The China Trade That Never Was: Lost Profit Opportunity for Spain, Loss of Freedom for California Indians

Marie Duggan-Julca 

This paper integrates California history into the larger picture of Spain's economic (under)development of the Latin American Pacific, and in the process suggests a new explanation for the delay until 1769 for the incorporation of California into Spanish America. The sale of California otter skins to China would seem, at first glance, to be just the sort of market-driven development project that King Carlos III of Spain was attempting to foment in the late eighteenth century. Yet that for-profit development path was not taken in California. Instead, Franciscan priests were granted California as an economic concession.
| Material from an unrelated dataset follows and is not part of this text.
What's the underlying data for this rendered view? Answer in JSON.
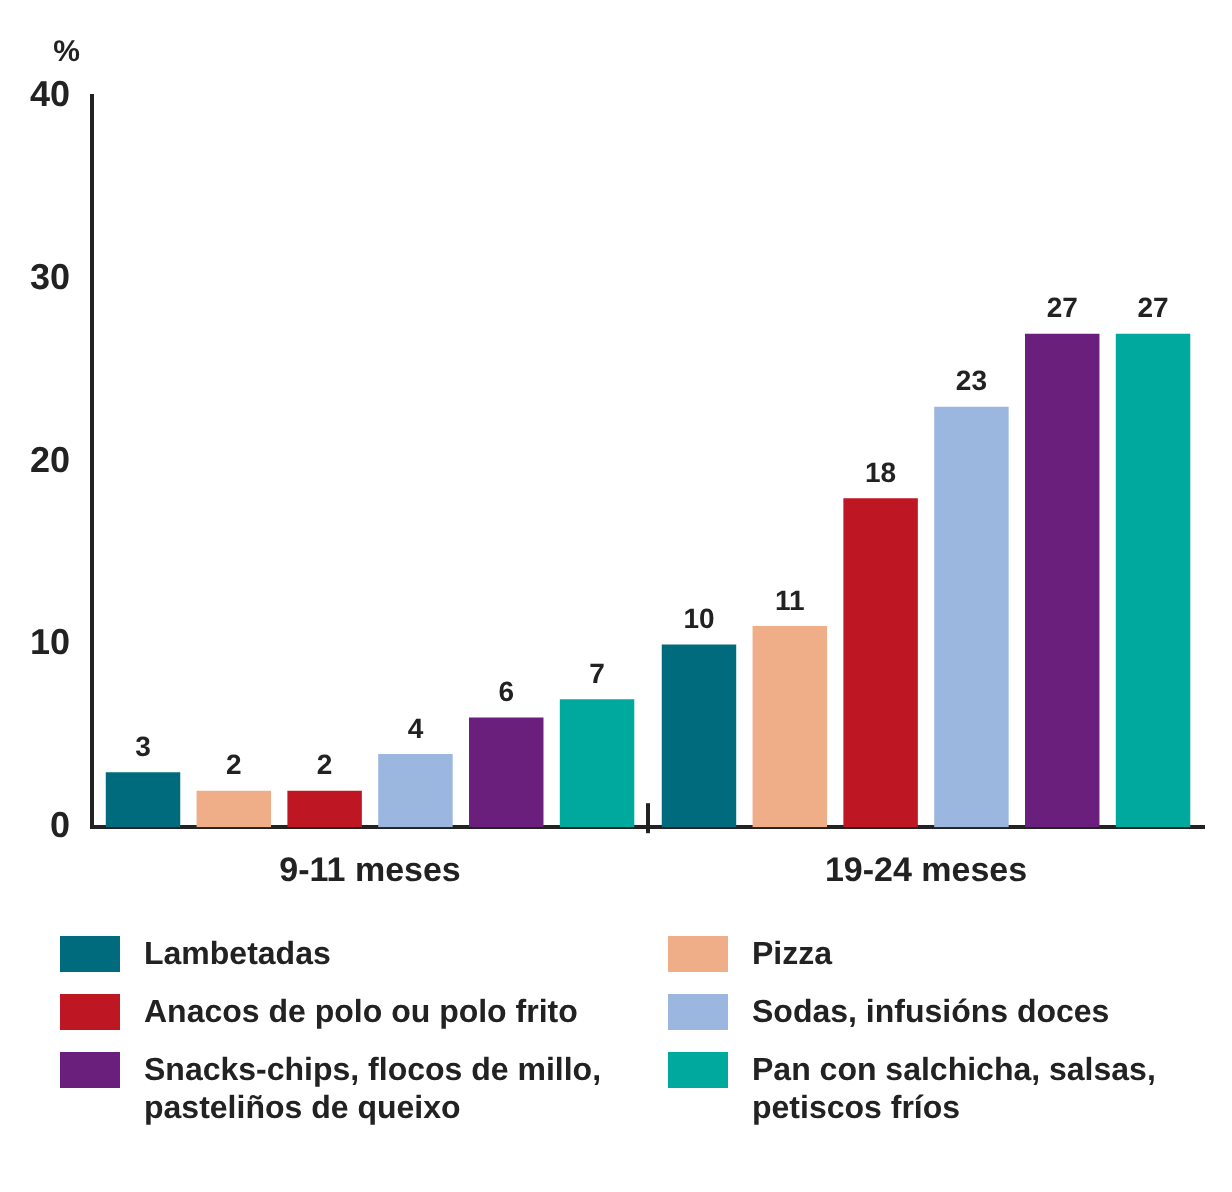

Market revenues were incidental to the economy they established, which involved relocating tens of thousands of Kumeyaay, Agjachemem, Tongva, Chumash, Salinan, and Ohlone peoples onto mission estates, where sedentary agriculture replaced nomadic hunting and gathering as the source of subsistence. This sedentary lifestyle facilitated thought control, which was the essence of conversion. I conclude that Spain may have lost profits by forgoing furs, but the native people probably lost more – fur hunting for entrepreneurs may have netted them little money, but it would have enabled native Californians to keep some of the culture that the Franciscans aimed specifically to crush. On the other hand, Spain may have gained something more valuable than profits from the Franciscan economy. It was not so much the 400 soldiers as the 20,000 native people allied with the priests who kept California for Spain through a turbulent period of international imperial rivalry.